Tudo indica que o pior de todos os escândalos do governo Bolsonaro está prestes a explodir. Vão crescendo os indícios de que Alexandre Ramagem, o diretor da Abin, enviou pessoalmente documentos para as advogadas particulares de Flávio Bolsonaro, apontando caminhos para derrubar as ações sobre rachadinha que correm contra ele. 

Os relatórios teriam sido confeccionados depois de uma reunião da qual também participaram o próprio presidente e seu ministro-chefe do Gabinete de Segurança Institucional, Augusto Heleno. Nessa reunião, as advogadas mencionaram um suposto acesso irregular aos dados de Flávio por funcionários da Receita Federal.
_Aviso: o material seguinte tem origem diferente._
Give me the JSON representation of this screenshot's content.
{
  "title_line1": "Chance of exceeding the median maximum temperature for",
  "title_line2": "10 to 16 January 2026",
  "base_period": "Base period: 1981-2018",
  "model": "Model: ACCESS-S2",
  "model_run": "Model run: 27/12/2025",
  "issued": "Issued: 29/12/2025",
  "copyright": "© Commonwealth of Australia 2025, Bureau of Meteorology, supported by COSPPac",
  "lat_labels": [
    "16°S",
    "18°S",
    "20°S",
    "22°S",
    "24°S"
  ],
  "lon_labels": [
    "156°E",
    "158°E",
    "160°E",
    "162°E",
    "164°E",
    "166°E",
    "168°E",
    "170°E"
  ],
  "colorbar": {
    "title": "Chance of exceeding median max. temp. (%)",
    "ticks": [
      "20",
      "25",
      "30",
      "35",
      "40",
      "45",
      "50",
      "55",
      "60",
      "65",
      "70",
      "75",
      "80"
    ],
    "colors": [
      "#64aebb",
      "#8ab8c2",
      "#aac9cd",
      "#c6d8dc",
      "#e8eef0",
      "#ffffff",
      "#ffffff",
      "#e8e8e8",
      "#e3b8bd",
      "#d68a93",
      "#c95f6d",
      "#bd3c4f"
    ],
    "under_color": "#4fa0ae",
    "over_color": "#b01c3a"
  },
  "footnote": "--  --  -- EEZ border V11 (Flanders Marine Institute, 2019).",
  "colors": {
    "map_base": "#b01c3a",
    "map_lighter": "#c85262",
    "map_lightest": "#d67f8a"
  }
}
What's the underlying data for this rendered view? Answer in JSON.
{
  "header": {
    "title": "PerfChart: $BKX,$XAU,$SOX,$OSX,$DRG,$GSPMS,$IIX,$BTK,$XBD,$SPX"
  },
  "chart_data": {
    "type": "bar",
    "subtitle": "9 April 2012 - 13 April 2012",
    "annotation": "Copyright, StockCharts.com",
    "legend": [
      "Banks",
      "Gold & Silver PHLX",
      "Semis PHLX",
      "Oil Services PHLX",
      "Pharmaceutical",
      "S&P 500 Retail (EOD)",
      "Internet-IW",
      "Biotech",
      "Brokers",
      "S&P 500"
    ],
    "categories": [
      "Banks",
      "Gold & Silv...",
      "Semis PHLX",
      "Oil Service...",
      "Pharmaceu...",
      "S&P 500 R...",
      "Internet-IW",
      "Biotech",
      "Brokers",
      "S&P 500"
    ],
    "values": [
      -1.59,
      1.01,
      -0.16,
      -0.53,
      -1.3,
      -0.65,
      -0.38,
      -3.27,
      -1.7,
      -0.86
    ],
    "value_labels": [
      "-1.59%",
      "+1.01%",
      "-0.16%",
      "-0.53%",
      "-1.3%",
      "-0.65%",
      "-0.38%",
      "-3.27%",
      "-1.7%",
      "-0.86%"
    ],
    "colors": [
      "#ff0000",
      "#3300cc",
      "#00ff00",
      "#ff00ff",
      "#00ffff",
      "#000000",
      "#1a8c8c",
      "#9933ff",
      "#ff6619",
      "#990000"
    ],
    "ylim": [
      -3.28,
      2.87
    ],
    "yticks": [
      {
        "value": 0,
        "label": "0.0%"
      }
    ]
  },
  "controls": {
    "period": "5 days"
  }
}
Bolsonaro lançou um olhar significativo para Ramagem, que, ao que parece, foi correndo produzir um dossiê. 

Se a história for confirmada, é transparente como água. A estrutura do governo, com anuência do presidente, foi acionada para auxiliar um de seus filhos em questões privadas. É o tipo de narrativa que até o mais ingênuo dos brasileiros consegue entender: o pilantra-em-chefe da hora usou recursos públicos em benefício próprio. Dá impeachment. 

Mas alguém acha que um político como Arthur Lira, presidindo a Câmara, iniciaria um  impeachment? Faz mais o seu estilo usar a oportunidade para controlar o presidente e sugar de seu governo todas as vantagens e concessões possíveis para o amado Centrão. 

Paulo Guedes é outro que deverá chorar lágrimas de sangue com saudades de Rodrigo Maia, com quem viveu às turras. Na medida em que a turma de Arthur Lira tenha algum projeto político que não seja abocanhar o maior pedaço de poder que os seus dentes permitam, esse projeto ficará distante da agenda liberal que o ministro da Economia ainda diz defender. Será o contrário dela: gastador, estatista, corporativista. Se Guedes não conseguiu realizar seus propósitos com um adversário como Maia, verá o que é bom para tosse tendo um aliado como Lira. 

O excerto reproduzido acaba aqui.